3) Tracciamo un bilancio della storia degli ultimi dieci anni di quelle formazioni politiche che semplicisticamente vengono definite populiste. Hanno vissuto storie e tragitti politici diversi: alcune sono state meteore altre, invece, si sono “parlamentarizzate”. Quali sono le ragioni di queste differenze? E, a tal proposito, non crede che Lega Nord rappresenti un esempio di “parlamentarizzazione di successo”?
La “parlamentarizzazione” del populismo ( nel senso detto sopra) è il fenomeno più interessante in Europa, che riporta ancora una volta alla esemplarità del caso italiano.

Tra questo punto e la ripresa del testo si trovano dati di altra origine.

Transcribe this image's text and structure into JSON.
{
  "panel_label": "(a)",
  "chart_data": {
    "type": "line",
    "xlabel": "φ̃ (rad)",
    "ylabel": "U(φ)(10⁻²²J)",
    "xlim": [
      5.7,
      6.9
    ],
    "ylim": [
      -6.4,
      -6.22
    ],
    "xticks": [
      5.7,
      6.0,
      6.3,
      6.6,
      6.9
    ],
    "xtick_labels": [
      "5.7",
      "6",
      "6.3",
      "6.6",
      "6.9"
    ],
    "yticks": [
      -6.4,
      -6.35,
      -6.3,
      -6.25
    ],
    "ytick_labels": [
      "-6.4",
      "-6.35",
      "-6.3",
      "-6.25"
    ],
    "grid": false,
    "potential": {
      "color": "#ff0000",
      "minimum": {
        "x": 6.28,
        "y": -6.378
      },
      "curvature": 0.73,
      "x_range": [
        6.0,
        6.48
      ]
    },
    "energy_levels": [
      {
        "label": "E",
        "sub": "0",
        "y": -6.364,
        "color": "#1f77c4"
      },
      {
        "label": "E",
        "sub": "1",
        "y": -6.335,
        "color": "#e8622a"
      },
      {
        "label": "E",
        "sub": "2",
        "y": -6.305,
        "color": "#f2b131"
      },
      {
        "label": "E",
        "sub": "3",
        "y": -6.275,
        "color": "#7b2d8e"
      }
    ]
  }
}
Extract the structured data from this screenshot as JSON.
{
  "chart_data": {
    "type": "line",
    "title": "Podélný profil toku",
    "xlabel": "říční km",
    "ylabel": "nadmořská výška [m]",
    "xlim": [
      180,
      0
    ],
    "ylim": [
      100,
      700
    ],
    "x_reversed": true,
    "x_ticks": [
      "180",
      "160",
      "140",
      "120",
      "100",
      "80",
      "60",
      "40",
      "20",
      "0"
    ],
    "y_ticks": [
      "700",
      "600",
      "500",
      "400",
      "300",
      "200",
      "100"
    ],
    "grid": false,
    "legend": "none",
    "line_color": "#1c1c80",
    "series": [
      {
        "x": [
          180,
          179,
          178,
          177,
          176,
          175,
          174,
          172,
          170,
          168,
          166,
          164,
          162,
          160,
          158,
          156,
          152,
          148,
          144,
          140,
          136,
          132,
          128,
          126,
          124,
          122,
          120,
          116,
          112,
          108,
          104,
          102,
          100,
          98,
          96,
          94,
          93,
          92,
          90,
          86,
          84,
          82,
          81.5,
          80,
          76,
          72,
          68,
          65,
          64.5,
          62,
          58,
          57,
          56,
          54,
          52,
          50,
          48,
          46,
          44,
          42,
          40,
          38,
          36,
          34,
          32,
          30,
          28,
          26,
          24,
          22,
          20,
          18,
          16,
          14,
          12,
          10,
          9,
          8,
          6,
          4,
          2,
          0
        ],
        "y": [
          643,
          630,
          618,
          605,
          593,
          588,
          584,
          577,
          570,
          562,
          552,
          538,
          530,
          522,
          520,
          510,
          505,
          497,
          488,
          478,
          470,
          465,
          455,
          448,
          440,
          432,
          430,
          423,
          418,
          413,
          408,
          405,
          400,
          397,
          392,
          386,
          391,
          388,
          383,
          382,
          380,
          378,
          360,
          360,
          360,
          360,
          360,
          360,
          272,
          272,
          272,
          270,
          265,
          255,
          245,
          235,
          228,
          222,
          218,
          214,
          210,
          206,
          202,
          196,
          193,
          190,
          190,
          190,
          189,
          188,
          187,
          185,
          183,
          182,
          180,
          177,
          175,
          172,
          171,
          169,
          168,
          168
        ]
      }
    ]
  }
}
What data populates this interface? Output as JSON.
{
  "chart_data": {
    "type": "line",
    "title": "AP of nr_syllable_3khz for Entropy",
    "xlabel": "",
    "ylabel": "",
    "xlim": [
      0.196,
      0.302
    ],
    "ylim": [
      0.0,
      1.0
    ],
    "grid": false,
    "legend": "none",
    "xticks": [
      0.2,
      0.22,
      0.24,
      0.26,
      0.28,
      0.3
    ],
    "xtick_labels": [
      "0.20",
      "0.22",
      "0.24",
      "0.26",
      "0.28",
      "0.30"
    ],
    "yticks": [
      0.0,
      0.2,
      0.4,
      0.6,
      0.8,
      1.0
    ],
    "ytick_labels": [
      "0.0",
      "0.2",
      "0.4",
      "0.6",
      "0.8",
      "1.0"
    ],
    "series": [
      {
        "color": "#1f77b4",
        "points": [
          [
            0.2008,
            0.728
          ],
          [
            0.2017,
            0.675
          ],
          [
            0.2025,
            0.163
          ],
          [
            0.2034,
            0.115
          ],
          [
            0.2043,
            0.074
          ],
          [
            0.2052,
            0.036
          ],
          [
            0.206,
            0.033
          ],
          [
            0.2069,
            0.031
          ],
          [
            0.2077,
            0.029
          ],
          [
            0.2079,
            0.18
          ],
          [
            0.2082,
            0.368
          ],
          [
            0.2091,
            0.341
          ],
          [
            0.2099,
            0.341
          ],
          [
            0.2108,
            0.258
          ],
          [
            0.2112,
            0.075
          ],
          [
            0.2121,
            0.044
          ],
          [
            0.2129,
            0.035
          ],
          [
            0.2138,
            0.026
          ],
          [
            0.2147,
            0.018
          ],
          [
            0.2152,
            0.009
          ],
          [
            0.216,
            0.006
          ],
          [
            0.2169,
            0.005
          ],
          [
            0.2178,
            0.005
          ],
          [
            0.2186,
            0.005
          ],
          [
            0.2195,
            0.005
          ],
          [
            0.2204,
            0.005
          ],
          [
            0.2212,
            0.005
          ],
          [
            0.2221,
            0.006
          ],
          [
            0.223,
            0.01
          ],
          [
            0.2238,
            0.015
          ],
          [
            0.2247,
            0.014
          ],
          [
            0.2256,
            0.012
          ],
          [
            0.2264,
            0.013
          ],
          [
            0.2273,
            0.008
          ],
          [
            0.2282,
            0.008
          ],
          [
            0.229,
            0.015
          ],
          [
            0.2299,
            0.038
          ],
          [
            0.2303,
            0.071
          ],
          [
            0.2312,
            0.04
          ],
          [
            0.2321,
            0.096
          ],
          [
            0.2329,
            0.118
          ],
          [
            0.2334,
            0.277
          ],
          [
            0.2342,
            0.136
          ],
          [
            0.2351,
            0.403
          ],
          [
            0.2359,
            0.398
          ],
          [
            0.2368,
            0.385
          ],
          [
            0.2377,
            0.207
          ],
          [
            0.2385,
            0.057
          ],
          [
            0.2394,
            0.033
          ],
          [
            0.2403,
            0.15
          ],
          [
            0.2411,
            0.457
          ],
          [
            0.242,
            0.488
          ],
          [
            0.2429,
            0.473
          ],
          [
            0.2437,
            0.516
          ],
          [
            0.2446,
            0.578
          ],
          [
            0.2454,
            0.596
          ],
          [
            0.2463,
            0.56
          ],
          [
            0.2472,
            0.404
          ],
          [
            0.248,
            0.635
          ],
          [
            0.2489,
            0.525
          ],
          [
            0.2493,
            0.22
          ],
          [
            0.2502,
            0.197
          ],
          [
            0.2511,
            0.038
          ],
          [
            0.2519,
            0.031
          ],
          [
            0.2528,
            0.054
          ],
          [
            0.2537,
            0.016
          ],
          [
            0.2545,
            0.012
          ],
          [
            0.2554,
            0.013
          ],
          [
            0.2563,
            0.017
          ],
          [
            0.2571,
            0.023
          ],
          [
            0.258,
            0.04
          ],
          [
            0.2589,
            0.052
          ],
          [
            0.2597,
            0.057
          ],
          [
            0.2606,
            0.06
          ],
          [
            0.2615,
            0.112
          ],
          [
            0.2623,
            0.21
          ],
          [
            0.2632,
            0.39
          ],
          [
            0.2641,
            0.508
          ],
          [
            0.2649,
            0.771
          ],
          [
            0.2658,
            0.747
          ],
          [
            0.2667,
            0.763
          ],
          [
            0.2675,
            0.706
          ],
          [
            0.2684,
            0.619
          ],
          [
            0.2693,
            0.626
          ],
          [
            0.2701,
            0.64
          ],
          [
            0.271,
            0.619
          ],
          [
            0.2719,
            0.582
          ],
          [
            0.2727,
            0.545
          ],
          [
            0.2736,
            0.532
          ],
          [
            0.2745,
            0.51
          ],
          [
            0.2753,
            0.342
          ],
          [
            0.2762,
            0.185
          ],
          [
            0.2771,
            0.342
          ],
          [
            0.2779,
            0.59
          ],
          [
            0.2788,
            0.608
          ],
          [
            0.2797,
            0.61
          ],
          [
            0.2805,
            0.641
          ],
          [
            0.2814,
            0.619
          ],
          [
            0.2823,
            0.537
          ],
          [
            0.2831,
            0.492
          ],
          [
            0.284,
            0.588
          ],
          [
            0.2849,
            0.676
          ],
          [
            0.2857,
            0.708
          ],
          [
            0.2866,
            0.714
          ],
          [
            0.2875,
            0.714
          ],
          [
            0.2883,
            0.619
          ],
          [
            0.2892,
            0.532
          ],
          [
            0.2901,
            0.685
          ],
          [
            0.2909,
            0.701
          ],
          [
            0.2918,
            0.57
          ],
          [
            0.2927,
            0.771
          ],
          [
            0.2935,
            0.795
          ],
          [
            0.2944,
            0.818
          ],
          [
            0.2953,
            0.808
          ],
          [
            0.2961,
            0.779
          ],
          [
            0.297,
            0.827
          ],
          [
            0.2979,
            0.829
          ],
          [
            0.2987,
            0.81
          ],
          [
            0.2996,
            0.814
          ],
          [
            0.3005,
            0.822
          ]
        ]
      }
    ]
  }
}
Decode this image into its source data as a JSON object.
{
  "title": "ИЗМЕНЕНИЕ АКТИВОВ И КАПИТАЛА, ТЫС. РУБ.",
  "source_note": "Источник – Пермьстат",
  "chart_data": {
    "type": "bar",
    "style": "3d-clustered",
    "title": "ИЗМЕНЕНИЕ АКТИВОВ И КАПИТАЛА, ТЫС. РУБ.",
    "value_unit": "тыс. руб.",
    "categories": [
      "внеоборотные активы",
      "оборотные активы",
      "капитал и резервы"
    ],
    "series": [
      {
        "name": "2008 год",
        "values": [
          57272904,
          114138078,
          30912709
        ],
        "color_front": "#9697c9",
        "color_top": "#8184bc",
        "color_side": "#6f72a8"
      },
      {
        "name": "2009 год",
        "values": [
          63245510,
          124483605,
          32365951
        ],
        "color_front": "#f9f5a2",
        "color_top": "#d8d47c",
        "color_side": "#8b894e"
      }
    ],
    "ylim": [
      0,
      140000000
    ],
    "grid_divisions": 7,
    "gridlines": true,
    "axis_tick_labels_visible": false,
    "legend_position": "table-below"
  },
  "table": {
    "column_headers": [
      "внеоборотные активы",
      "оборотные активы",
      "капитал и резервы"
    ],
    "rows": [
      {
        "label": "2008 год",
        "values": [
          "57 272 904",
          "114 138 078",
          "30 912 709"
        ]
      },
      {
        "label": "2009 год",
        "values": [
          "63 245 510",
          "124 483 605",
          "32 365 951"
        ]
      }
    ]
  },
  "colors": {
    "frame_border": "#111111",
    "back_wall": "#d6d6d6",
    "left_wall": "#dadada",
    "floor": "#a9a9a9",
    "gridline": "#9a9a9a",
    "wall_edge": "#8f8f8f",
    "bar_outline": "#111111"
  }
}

La Lega si parlamentarizza, nel senso che valorizza con successo all’interno del parlamento il suo peso elettorale, approfittando dell’alleanza strategica con il berlusconismo ( uso intenzionalmente questa espressione per segnalare che – a tutt’oggi – la persona di Berlusconi è insostituibile come collante di forze politiche che, pur considerandosi tutte di centro-destra, tendono al loro interno ad essere competitive sino alla paralisi) . Di più: tra i due leader “populisti” , Bossi e Berlusconi, c’è una grande sintonia personale nella insofferenza verso le regole parlamentari vigenti. Si badi: non si tratta affatto di tendenze autoritarie, neofasciste, come a torto per anni la sinistra ( e molti intellettuali) ha denunciato.
Non è facile trovare un concetto che identifichi con precisione questo orientamento. Si potrebbe parlare semplicemente di tendenza “presidenzialista”, se in ogni forma di populismo non fosse presente una sorta di culto del capo che va ben al di là della formula costituzionale presidenziale.
Insomma nella combinazione tra parlamentarizzazione e presidenzialismo si giocherà il futuro del populismo europeo e italiano in particolare.